In that case (which I don’t particularly expect), I’d say “value was in fact complex, and this turned out not to be a great obstacle to alignment” (though I wouldn’t begrudge someone else saying “I define complexity of value relative to the AI’s observation-history, and in that sense, value turned out to be simple”).
Insofar as you are arguing “(1) the arbital page on complexity of value does not convincingly argue that this will matter to alignment in practice, and (2) LLMs are significant evidence that ‘value’ won’t be complex relative to the actual AI concept-languages we’re going to get”, I agree with (1), and disagree with (2), while again noting that there’s a reason I deployed the fragility of value (and not the complexity of value) in response to your original question (and am only discussing complexity of value here because you brought it up).

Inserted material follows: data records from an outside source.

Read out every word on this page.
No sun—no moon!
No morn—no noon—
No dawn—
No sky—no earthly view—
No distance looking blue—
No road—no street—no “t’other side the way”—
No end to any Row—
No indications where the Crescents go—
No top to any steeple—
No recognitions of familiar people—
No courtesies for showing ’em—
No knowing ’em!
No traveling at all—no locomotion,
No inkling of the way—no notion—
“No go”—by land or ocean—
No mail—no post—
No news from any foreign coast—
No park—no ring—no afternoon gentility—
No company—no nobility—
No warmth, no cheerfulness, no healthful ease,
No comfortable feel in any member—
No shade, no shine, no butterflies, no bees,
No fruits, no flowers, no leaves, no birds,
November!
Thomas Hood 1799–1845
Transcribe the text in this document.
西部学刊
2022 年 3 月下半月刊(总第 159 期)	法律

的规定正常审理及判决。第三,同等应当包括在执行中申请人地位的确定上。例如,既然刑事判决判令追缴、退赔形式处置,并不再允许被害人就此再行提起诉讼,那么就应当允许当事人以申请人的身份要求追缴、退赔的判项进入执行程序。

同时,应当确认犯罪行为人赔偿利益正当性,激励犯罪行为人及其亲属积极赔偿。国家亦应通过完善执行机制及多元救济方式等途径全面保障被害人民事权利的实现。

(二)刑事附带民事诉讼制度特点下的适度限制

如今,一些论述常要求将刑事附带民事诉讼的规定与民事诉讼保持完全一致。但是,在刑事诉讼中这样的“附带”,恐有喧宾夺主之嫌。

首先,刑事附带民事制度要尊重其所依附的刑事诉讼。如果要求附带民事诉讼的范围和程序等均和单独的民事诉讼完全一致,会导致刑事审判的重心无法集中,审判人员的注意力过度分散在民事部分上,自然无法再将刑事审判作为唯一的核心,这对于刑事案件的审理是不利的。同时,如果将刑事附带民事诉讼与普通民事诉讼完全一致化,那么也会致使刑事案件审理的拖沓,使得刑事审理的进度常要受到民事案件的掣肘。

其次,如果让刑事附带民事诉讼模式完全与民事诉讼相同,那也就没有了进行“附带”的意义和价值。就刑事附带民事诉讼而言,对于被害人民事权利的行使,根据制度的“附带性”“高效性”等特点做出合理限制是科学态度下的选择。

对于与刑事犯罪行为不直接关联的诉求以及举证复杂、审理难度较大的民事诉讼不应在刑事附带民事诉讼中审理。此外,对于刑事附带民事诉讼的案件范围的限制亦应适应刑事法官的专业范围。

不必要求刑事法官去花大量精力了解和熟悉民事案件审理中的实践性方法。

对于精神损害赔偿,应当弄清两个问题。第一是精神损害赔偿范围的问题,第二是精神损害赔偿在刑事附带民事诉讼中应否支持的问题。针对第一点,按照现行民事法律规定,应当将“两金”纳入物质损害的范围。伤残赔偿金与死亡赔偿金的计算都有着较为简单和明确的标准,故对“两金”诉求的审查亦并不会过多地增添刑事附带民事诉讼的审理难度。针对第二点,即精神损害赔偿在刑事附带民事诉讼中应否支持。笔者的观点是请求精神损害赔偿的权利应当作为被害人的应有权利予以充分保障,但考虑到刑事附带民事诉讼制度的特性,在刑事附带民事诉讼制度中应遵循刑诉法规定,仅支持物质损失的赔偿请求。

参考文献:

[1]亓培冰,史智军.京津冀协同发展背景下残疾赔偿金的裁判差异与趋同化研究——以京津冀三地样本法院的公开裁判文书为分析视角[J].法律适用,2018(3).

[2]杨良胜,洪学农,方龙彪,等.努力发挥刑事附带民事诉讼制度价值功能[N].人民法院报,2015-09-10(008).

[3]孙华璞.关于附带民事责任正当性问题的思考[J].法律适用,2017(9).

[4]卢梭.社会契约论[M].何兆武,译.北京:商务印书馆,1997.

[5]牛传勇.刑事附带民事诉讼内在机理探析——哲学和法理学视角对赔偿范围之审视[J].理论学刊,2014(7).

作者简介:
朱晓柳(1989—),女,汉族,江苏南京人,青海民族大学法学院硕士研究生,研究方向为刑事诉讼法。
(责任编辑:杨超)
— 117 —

re: (1), I note that the argument is elsewhere (and has the form “there will be lots of nearby concepts” + “getting almost the right concept does not get you almost a good result”, as I alluded to above). I’d agree that one leg of possible support for this argument (namely “humanity will be completely foreign to this AI, e.g. because it is a mathematically simple seed AI that has grown with very little exposure to humanity”) won’t apply in the case of LLMs. (I don’t particularly recall past people arguing this; my impression is rather one of past people arguing that of course the AI would be able to read wikipedia and stare at some humans and figure out what it needs to about this ‘value’ concept, but the hard bit is in making it care. But it is a way things could in principle have gone, that would have made complexity-of-value much more of an obstacle, and things did not in fact go that way.)
re: (2), I just don’t see LLMs as providing much evidence yet about whether the concepts they’re picking up are compact or correct (cf. monkeys don’t have an IGF concept).
Okay, that clarifies a lot. But the last paragraph I find surprising.
If LLMs are good at understanding the meaning of human text, they must to be good at understanding human concepts, since concepts are just meanings of words the LLM understands. Do you doubt they are really understanding text as well as it seems? Or do you mean they are picking up other, non-human, concepts as well, and this is a problem?
Regarding monkeys, they apparently don’t understand the IGF concept as they are not good enough at reasoning abstractly about evolution and unobservable entities (genes), and they lack the empirical knowledge like humans until recently. I’m not sure how that would be an argument against advanced LLMs grasping the concepts they seem to grasp.